The S&P 500 chart is displayed and shown above. On the above example illustration this financial and trading instrument is named US 500CASH. You want to look for & find a broker that offers S&P 500 chart so that you can start to trade it. Example displayed and illustrated above is of S&P 500 Indices on MT4 Forex Platform Software.

Other Details about S & P 500 Index

Official Symbol - SPX:IND

The S&P 500 Index includes 500 stocks from major US industries. Its calculation differs from other indexes. It weights the prices of those stocks, which makes it more volatile.

Strategy for Trading/Transacting S & P 500 Stock Index

The S&P 500 Index approach of calculation makes it more volatile & therefore there are much wider swings(more volatile swings) in price movement of this stock index. Although this stock index in general moves upward over long-term because US economy also shows strong growth & is also the biggest economy in the world.

As a trader wanting to trade this index, be prepared for wider price swing & a little more volatility.

If you trade stock indexes, you probably want to lean towards continuously buying as the index rises and goes higher. When the US economy is doing well (which it usually is), this upward movement is very likely to keep going. A smart way to trade stock indices is to buy when prices temporarily drop.

During Economic Slow-Down & Recession

When the economy slows down or is in a recession, companies start saying they are earning less, making less profit, and forecasting less growth. This is why traders begin to sell stocks of companies that are reporting smaller profits, and as a result, the Index that tracks these particular stocks also starts to decrease.

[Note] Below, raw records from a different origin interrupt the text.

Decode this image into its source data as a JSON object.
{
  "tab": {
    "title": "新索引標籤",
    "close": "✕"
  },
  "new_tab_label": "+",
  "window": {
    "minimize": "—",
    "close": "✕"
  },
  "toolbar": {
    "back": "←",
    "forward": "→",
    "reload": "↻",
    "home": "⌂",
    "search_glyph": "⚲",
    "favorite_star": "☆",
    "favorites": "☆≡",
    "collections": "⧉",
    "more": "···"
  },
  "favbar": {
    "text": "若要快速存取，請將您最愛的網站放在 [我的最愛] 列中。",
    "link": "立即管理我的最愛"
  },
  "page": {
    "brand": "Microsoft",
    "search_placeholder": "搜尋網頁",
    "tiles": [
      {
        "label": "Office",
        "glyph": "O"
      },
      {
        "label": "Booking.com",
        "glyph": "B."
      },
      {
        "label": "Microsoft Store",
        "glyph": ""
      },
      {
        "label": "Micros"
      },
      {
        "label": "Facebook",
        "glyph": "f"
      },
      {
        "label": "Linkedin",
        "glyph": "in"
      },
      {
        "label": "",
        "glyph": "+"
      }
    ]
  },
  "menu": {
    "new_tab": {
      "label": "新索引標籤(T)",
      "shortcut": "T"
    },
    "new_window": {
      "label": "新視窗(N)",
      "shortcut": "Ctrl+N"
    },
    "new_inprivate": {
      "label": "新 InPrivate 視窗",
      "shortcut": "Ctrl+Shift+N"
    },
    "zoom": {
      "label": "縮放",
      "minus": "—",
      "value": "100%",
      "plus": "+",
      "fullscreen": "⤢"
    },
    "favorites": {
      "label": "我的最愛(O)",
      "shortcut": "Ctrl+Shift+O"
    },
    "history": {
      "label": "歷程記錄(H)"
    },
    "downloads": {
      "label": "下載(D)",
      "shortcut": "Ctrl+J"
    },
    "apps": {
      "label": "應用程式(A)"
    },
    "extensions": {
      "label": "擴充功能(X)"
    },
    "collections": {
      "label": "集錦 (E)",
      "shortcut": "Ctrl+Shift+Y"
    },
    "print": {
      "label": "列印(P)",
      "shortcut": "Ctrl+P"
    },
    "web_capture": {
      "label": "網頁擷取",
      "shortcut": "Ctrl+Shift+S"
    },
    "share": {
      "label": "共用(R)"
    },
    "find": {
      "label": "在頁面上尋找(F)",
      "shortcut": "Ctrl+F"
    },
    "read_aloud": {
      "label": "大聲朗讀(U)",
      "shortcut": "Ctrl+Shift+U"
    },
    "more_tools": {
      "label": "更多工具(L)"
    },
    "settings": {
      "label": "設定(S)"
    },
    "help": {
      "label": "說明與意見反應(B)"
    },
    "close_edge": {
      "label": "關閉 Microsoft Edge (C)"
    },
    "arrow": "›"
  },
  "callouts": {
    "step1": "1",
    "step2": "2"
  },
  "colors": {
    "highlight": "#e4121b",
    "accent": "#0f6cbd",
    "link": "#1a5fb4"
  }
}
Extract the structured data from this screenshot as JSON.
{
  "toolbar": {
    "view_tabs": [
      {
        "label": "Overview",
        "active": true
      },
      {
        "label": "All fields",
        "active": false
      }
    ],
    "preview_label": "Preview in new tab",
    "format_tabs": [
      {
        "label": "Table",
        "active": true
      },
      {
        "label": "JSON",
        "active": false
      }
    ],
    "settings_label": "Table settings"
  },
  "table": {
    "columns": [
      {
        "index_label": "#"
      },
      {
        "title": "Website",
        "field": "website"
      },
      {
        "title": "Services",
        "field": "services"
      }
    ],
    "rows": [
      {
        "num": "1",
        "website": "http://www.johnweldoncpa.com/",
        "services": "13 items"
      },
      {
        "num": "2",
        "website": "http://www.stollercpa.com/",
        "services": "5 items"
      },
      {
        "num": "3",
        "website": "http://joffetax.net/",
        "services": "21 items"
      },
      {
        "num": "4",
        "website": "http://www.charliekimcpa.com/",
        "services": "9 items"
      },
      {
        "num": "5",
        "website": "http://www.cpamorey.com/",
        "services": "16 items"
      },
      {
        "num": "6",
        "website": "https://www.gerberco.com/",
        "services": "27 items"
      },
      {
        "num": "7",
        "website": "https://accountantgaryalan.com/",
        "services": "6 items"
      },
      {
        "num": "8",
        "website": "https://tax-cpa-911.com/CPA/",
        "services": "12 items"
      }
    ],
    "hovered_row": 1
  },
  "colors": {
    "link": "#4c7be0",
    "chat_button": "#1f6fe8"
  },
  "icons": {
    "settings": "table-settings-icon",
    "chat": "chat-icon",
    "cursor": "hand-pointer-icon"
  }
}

Consequently, during these periods, market trajectory is significantly more prone to a downturn, and as a trader, you must concurrently modify your approach to align with the prevailing downward movement of the index you are actively trading.

Contracts & Specifications

Margin Requirement Per 1 Contract - $ 12 dollars

Value per Pip - $0.1

Note: The big trend often heads up. But as a trader, think about daily price swings. Some days, indices stay flat or pull back. Pullbacks can run deep sometimes. Time your entry tight with this strategy for indices. Use good money rules too. They help with surprise market shifts. Check tutorials on equity money methods for indices. Learn stock index money tips, strategies, and ways to handle funds.